TALIBAN militants carried out an audacious attack in Kabul only hours after US President Barack Obama visited the city, leaving 11 people including all five attackers dead.

A tense calm prevailed in the Afghan capital as authorities the end of the deadly Taliban strike, on the first anniversary of the killing of Al Qaeda chief Osama bin Laden in Pakistan.

The attack was mounted after Obama left Kabul following a previously unannounced visit. The quick trip saw him signing a strategic partnership agreement with his Afghan counterpart Hamid Karzai, media reports said.

Taliban militants resorted to suicide bombings and fought a pitched battle with security forces on Wednesday morning. The deadly attack ended after all the attackers were killed inside a residential compound used by foreign staff of international organisations, Xinhua reported.

“Afghan Security Forces led a capable and quick response in containing and then killing all attackers,” said the NATOled International Security Assistance Force.

Afghanistan had been anxious ahead of May 2, the day Osama was fatally shot by US commandos in Pakistan’s Abbottabad town. The Taliban had sheltered Osama when the Al Qaeda carried out 9/11, provoking the US to attack Afghanistan and topple the Pakistan-backed Taliban regime.

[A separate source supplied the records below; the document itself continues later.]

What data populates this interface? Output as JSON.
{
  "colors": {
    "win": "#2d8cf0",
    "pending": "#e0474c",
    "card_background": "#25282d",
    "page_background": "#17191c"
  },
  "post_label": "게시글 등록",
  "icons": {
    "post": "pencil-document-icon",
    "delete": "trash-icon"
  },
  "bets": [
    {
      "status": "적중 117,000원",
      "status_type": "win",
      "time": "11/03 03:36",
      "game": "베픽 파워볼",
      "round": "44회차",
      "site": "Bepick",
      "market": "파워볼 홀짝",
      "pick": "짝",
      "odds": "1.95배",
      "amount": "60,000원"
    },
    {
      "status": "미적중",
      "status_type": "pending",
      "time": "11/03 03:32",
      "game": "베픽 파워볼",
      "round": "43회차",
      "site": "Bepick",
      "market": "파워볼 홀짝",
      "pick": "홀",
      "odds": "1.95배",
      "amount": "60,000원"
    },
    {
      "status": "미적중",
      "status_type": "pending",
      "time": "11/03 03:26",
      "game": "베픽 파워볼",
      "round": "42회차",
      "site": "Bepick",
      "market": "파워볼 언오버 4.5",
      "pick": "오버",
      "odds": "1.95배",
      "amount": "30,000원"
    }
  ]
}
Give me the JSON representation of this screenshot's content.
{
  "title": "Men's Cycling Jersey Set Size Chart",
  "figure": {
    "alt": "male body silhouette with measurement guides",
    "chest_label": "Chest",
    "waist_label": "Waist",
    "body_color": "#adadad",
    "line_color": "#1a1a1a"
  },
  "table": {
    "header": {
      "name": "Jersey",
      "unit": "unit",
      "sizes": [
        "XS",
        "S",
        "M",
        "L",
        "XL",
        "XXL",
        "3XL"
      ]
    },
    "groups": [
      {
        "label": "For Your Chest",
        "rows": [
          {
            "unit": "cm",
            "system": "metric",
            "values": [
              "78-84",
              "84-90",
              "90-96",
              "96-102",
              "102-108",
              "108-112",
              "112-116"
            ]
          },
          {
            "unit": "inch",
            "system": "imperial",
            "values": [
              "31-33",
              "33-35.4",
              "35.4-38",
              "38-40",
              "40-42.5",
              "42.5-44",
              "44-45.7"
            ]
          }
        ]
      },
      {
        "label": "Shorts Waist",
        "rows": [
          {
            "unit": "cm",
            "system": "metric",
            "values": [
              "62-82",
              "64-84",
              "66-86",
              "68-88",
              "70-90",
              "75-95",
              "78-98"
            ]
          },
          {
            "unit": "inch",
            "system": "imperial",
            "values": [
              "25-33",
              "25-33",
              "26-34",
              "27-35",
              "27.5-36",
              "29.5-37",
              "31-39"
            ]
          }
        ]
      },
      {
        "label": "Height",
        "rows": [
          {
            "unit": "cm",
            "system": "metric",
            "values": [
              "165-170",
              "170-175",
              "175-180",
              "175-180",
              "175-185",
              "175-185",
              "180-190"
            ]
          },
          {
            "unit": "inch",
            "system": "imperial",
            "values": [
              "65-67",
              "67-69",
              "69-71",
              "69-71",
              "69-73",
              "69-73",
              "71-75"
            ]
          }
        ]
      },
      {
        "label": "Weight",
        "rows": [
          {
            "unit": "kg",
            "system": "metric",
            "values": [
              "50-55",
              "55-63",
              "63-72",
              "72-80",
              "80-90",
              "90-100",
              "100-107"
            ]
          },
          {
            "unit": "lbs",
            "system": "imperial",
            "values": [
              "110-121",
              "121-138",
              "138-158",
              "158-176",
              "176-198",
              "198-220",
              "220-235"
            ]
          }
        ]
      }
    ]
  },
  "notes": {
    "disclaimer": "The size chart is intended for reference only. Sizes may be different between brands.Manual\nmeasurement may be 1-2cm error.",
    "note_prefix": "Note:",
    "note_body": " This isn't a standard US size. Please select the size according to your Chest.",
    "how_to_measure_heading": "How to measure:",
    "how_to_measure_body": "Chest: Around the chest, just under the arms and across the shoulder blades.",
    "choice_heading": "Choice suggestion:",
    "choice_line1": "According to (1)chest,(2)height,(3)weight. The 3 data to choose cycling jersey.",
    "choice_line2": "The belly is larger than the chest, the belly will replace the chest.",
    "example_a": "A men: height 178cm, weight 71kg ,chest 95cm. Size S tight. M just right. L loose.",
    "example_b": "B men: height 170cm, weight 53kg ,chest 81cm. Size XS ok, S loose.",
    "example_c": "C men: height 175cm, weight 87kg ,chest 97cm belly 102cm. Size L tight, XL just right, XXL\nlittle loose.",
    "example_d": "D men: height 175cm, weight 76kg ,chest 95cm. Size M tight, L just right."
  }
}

Kabul woke up on Wednesday to gunfire and explosions. The attack began at 6.15 with a suicide car bomber targeting the entrance of Green Village residential compound in Pul-i- Charkhi area, enabling other heavily-armed militants to enter it, a police officer told.

Two deafening blasts took place inside the fortified complex and then an intense gunfight broke out. Pul-i-Charkhi is located on Jalalabad road, the main road leading out of the capital to the east to the border with Pakistan.

Several US and NATO military camps are located nearby.

Kabul police officials put the death toll at 11, including five attackers. The identity of the others are not known although one is said to be a security guard from Nepal.

This is the second coordinated attack in Afghanistan in two weeks. A total of 51 people, including 36 attackers, were killed and 74 injured when the Taliban launched a major attack in Kabul and three other eastern cities April 15.

India said there were no Indian casualties in Wednesday’s attack. “No reports of any Indians amongst casualties in Kabul,” external affairs ministry spokesperson Syed Akbaruddin tweeted.

“Obama reached Kabul overnight on Tuesday.

Afghanistan has a friend and a partner in the US,” he said before signing the Strategic Partnership Agreement outlining cooperation between their countries once the USled forces withdraw in 2014, CNN reported.